In 1923, the Ford Motor Company’s sales training manuals included this line:
“Sell the vehicle according to the shape of the prospect’s head. High foreheads leave room for larger development and indicate people who are less likely to resist new ideas.”
Yes, seriously.
Over a decade later, Dale Carnegie penned his still-popular book How to Win Friends and Influence People, the classic tome on relationship selling.
Thankfully, only one of these sales methodologies is still taken seriously today.
While the phrenology-based “Science of Selling” theory pioneered by Grant Nablo and adopted by Ford has fallen by the wayside, it’s not the only sales methodology from years past that demonstrates how far we’ve come today.
Barrier selling, practiced in the 1940s, is a sales questioning technique where reps asked prospects leading questions that could only be answered with “yes.” For example, a rep could ask, “You want your child to have the best education possible, right?”
Today, selling is much less manipulative.
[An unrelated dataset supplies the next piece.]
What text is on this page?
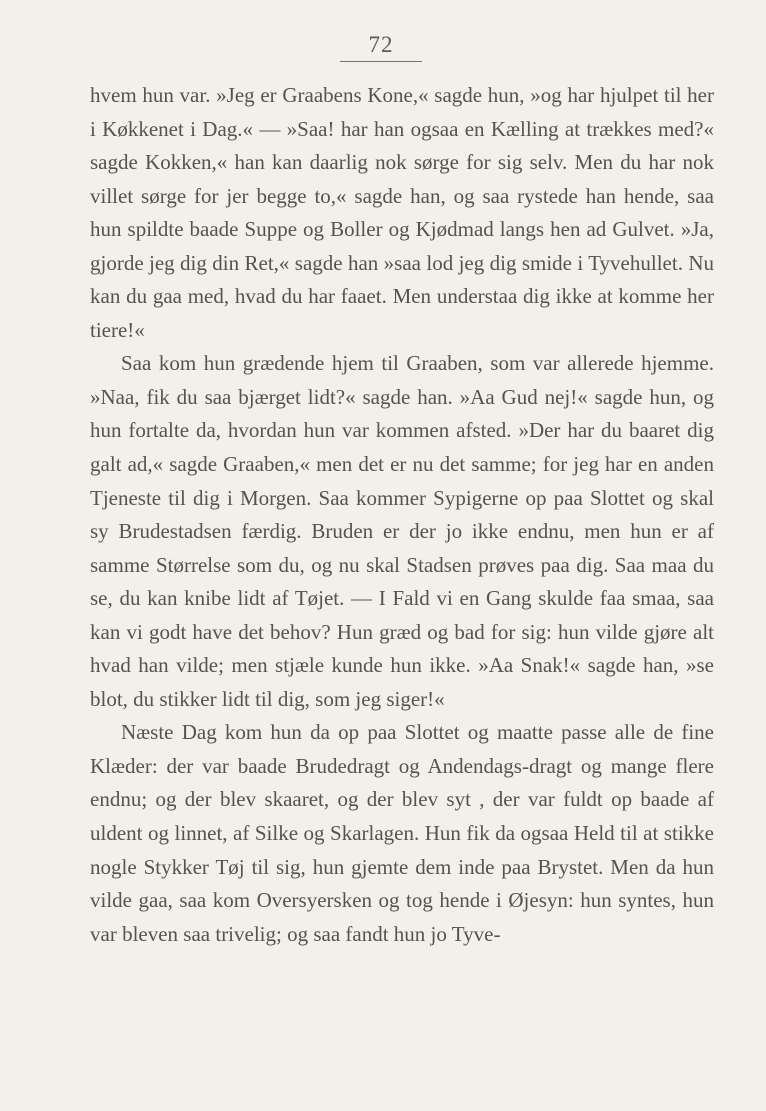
72

hvem hun var. »Jeg er Graabens Kone,« sagde hun, »og har hjulpet til her i Køkkenet i Dag.« — »Saa! har han ogsaa en Kælling at trækkes med?« sagde Kokken,« han kan daarlig nok sørge for sig selv. Men du har nok villet sørge for jer begge to,« sagde han, og saa rystede han hende, saa hun spildte baade Suppe og Boller og Kjødmad langs hen ad Gulvet. »Ja, gjorde jeg dig din Ret,« sagde han »saa lod jeg dig smide i Tyvehullet. Nu kan du gaa med, hvad du har faaet. Men understaa dig ikke at komme her tiere!«

Saa kom hun grædende hjem til Graaben, som var allerede hjemme. »Naa, fik du saa bjærget lidt?« sagde han. »Aa Gud nej!« sagde hun, og hun fortalte da, hvordan hun var kommen afsted. »Der har du baaret dig galt ad,« sagde Graaben,« men det er nu det samme; for jeg har en anden Tjeneste til dig i Morgen. Saa kommer Sypigerne op paa Slottet og skal sy Brudestadsen færdig. Bruden er der jo ikke endnu, men hun er af samme Størrelse som du, og nu skal Stadsen prøves paa dig. Saa maa du se, du kan knibe lidt af Tøjet. — I Fald vi en Gang skulde faa smaa, saa kan vi godt have det behov? Hun græd og bad for sig: hun vilde gjøre alt hvad han vilde; men stjæle kunde hun ikke. »Aa Snak!« sagde han, »se blot, du stikker lidt til dig, som jeg siger!«

Næste Dag kom hun da op paa Slottet og maatte passe alle de fine Klæder: der var baade Brudedragt og Andendags-dragt og mange flere endnu; og der blev skaaret, og der blev syt , der var fuldt op baade af uldent og linnet, af Silke og Skarlagen. Hun fik da ogsaa Held til at stikke nogle Stykker Tøj til sig, hun gjemte dem inde paa Brystet. Men da hun vilde gaa, saa kom Oversyersken og tog hende i Øjesyn: hun syntes, hun var bleven saa trivelig; og saa fandt hun jo Tyve-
Consultative selling (also known as SPIN selling), first introduced in 1988, emphasizes asking questions that turn a rep into a consultant, not just a middleman. And Solutions Selling, created in 2000, requires salespeople to formulate a mutually agreeable solution with their prospects for a “win-win” outcome.
These five sales methodologies are far from the only schools of thought that have been created around sales. The infographic below from HireVue outlines 16 additional theories of selling that have been practiced since the 1800s, from Needs Satisfaction Selling, pioneered by Xerox, and Challenger selling, introduced by the Corporate Executive Board. Click the infographic for a larger version.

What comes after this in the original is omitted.